Memetic Polarization
The extent do which individuals comprising a fabric respond to a given MIAO(17) by enacting any of the memes within a given memeples associated with the MIAO. For example, there are a number of memes surrounding religion, feminism, or any other dogma or "belief system", which might be classed as "for" and "against" (I use these terms loosely). The degree to which individuals in a fabric tend to resonate to or enact any of the memes of the memeplex attached to a given MIAO is the memetic polarization of the fabric (as opposed to some cohort). For example, if wearing a T-shirt with a given image or slogan elicits some kind of response within a given memeplex from most ever person in a community, one could say that the fabric is highly polarized around that MIAO. For example, when I wear a gun rights shirt in my community, many people notice and respond positively, including inquiring where they might obtain a similar shirt.
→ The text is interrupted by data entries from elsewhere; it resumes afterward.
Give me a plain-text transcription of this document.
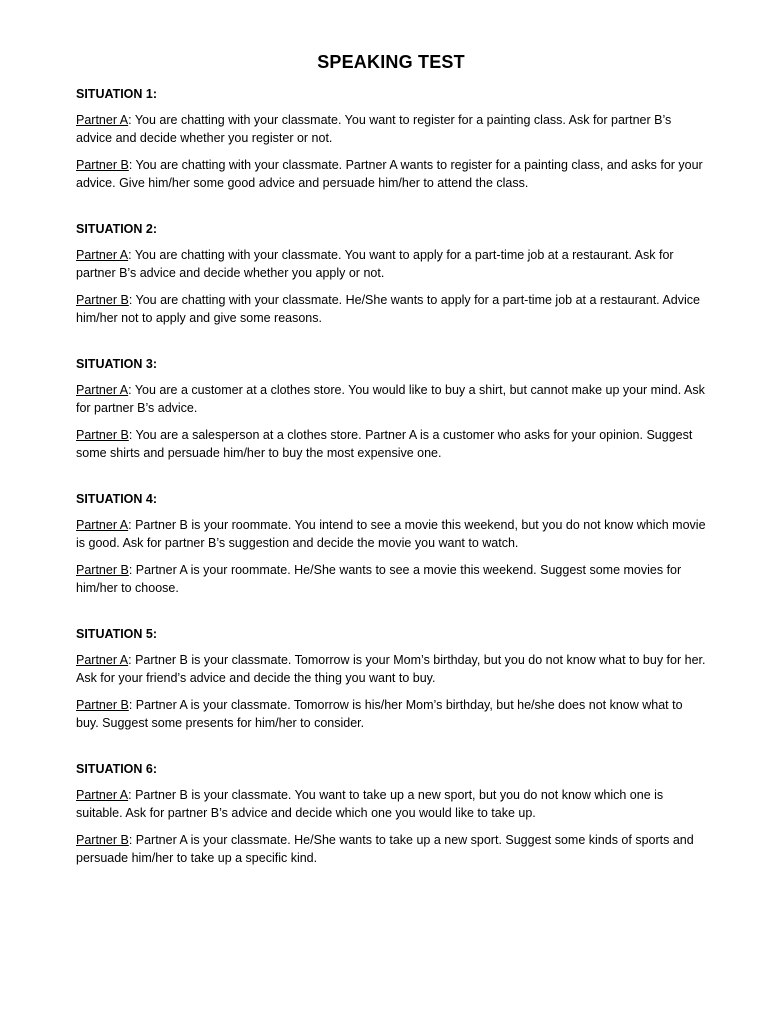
SPEAKING TEST
SITUATION 1:

Partner A: You are chatting with your classmate. You want to register for a painting class. Ask for partner B’s advice and decide whether you register or not.

Partner B: You are chatting with your classmate. Partner A wants to register for a painting class, and asks for your advice. Give him/her some good advice and persuade him/her to attend the class.

SITUATION 2:

Partner A: You are chatting with your classmate. You want to apply for a part-time job at a restaurant. Ask for partner B’s advice and decide whether you apply or not.

Partner B: You are chatting with your classmate. He/She wants to apply for a part-time job at a restaurant. Advice him/her not to apply and give some reasons.

SITUATION 3:

Partner A: You are a customer at a clothes store. You would like to buy a shirt, but cannot make up your mind. Ask for partner B’s advice.

Partner B: You are a salesperson at a clothes store. Partner A is a customer who asks for your opinion. Suggest some shirts and persuade him/her to buy the most expensive one.

SITUATION 4:

Partner A: Partner B is your roommate. You intend to see a movie this weekend, but you do not know which movie is good. Ask for partner B’s suggestion and decide the movie you want to watch.

Partner B: Partner A is your roommate. He/She wants to see a movie this weekend. Suggest some movies for him/her to choose.

SITUATION 5:

Partner A: Partner B is your classmate. Tomorrow is your Mom’s birthday, but you do not know what to buy for her. Ask for your friend’s advice and decide the thing you want to buy.

Partner B: Partner A is your classmate. Tomorrow is his/her Mom’s birthday, but he/she does not know what to buy. Suggest some presents for him/her to consider.

SITUATION 6:

Partner A: Partner B is your classmate. You want to take up a new sport, but you do not know which one is suitable. Ask for partner B’s advice and decide which one you would like to take up.

Partner B: Partner A is your classmate. He/She wants to take up a new sport. Suggest some kinds of sports and persuade him/her to take up a specific kind.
However, wearing a "The Patriarchy made me do it" shirt elicits only very occasional response (sometimes quite strong), but largely no reaction (despite my community have a large population of young university students). This suggests that the fabric here is not very polarized around the concept of "The Patriarchy", i.e., many people either are unaware of the concept or have no memes to enact around it, in other words they are not members of any cohort related to "feminism" or any reaction group against "feminism". This could be related to "apathy", but this is another concept I hope to explore later, i.e., "apathy" as an immunomeme.